Petyr Baelish 14.10.2016
3. Der perfekte Kandidat
Die Republikaner ernten jetzt, was sie in den letzten Jahren gesäht haben: Intoleranz, Sexismus und Rassismus sowie Waffenliebe gehören doch genau zu den Punkten, mit denen sie immer wieder aufgefallen sind. Trump ist dabei nur ein Produkt der Partei - und seine Ansichten sind seit je her bekannt, jetzt darauf rumzureiten ist einfach nur schamlos. Der Groschen hätte früher fallen können. Die anderen Kandidaten der Republikaner haben allesamt ähnliche Ansichten, im Unterschied dazu äußert sich Trump nur offen dazu. Trump hat außerhalb der Sexismus-Debatte sogar noch liberalere Ansichten als der Partei lieb ist. Selbst Schuld, Republikaner. Jetzt löffelt die Suppe aus, die ihr euch selbst eingebrockt habt.
darthmax 14.10.2016
4. Republikanische Elite
Diese hat Trump sowieso nie gewollt und seine Gegenkandidaten unterstützt, es ist also keine Neuigkeit. Darum kann sich Trump ja rühmen, nicht zum Parteienestablishment zu gehören, was Ihm viele Wählerstimmen verschafft. Bedauerlicherweise ist dies auch das Einzige, was er rühmen kann, denn alles andere ist wohl unwählbar. Cliton wird vom Establishment unterstützt, da werden viele nicht zur Wahl gehen. Das Rennen bleibt spannend, denn wer outet sich schon als Trumpist.
hol_gor 14.10.2016
5. Heuchlerisch
Jeder der halb bei Sinnen ist, dürfte wohl schon lange Zeit, bevor er ins Rennen einstieg, gewusst haben, was für ein Primat dieser Mensch ist.

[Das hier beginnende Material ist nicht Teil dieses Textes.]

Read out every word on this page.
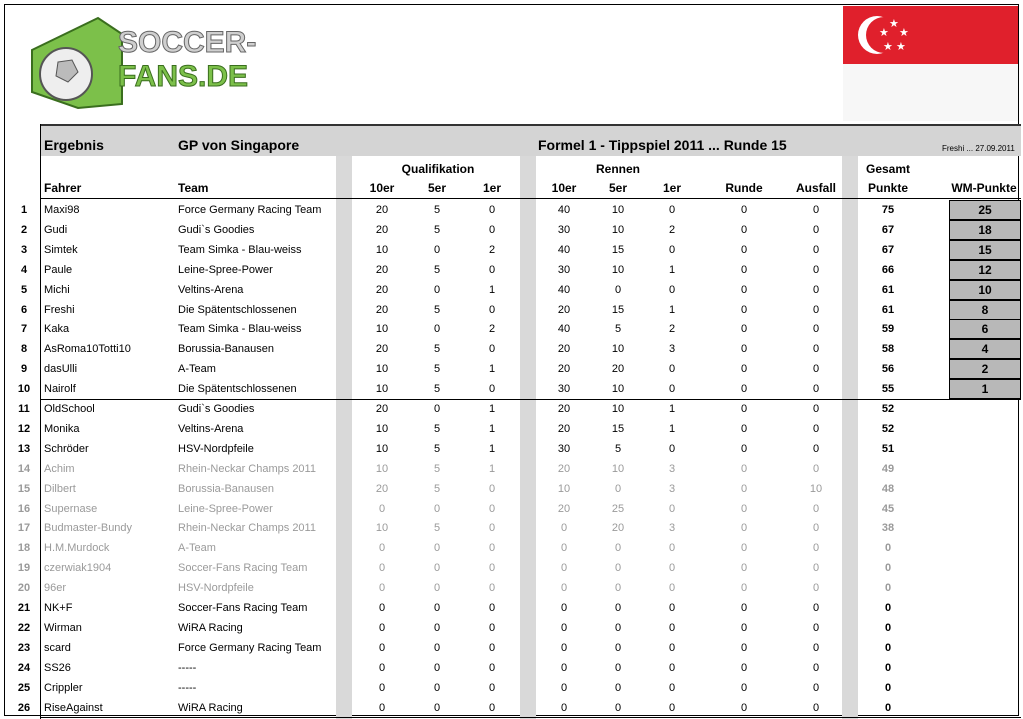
SOCCER-
FANS.DE
★
★ ★
★ ★
Ergebnis	GP von Singapore	Formel 1 - Tippspiel 2011 ... Runde 15	Freshi ... 27.09.2011
Qualifikation	Rennen	Gesamt
Fahrer	Team	10er	5er	1er	10er	5er	1er	Runde	Ausfall	Punkte	WM-Punkte
1	Maxi98	Force Germany Racing Team	20	5	0	40	10	0	0	0	75	25
2	Gudi	Gudi`s Goodies	20	5	0	30	10	2	0	0	67	18
3	Simtek	Team Simka - Blau-weiss	10	0	2	40	15	0	0	0	67	15
4	Paule	Leine-Spree-Power	20	5	0	30	10	1	0	0	66	12
5	Michi	Veltins-Arena	20	0	1	40	0	0	0	0	61	10
6	Freshi	Die Spätentschlossenen	20	5	0	20	15	1	0	0	61	8
7	Kaka	Team Simka - Blau-weiss	10	0	2	40	5	2	0	0	59	6
8	AsRoma10Totti10	Borussia-Banausen	20	5	0	20	10	3	0	0	58	4
9	dasUlli	A-Team	10	5	1	20	20	0	0	0	56	2
10	Nairolf	Die Spätentschlossenen	10	5	0	30	10	0	0	0	55	1
11	OldSchool	Gudi`s Goodies	20	0	1	20	10	1	0	0	52
12	Monika	Veltins-Arena	10	5	1	20	15	1	0	0	52
13	Schröder	HSV-Nordpfeile	10	5	1	30	5	0	0	0	51
14	Achim	Rhein-Neckar Champs 2011	10	5	1	20	10	3	0	0	49
15	Dilbert	Borussia-Banausen	20	5	0	10	0	3	0	10	48
16	Supernase	Leine-Spree-Power	0	0	0	20	25	0	0	0	45
17	Budmaster-Bundy	Rhein-Neckar Champs 2011	10	5	0	0	20	3	0	0	38
18	H.M.Murdock	A-Team	0	0	0	0	0	0	0	0	0
19	czerwiak1904	Soccer-Fans Racing Team	0	0	0	0	0	0	0	0	0
20	96er	HSV-Nordpfeile	0	0	0	0	0	0	0	0	0
21	NK+F	Soccer-Fans Racing Team	0	0	0	0	0	0	0	0	0
22	Wirman	WiRA Racing	0	0	0	0	0	0	0	0	0
23	scard	Force Germany Racing Team	0	0	0	0	0	0	0	0	0
24	SS26	-----	0	0	0	0	0	0	0	0	0
25	Crippler	-----	0	0	0	0	0	0	0	0	0
26	RiseAgainst	WiRA Racing	0	0	0	0	0	0	0	0	0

Er ist ja nun lang genug bekannt in den USA. Und als es losging mit seinem kruden populistischen Wahlkampf, dürfte erst recht offenbar geworden sein, wohin die Reise geht. Sich nun abzuwenden, natürlich zu recht, kommt reichlich spät und hätte, um dem ganzen Glaubwürdigkeit zu verleihen, schon vor längerer Zeit passieren müssen. Scheinbar haben die anfänglich guten Umfragewerte den Blick vernebelt. Bewusst vernebeln lassen, richtigerweise.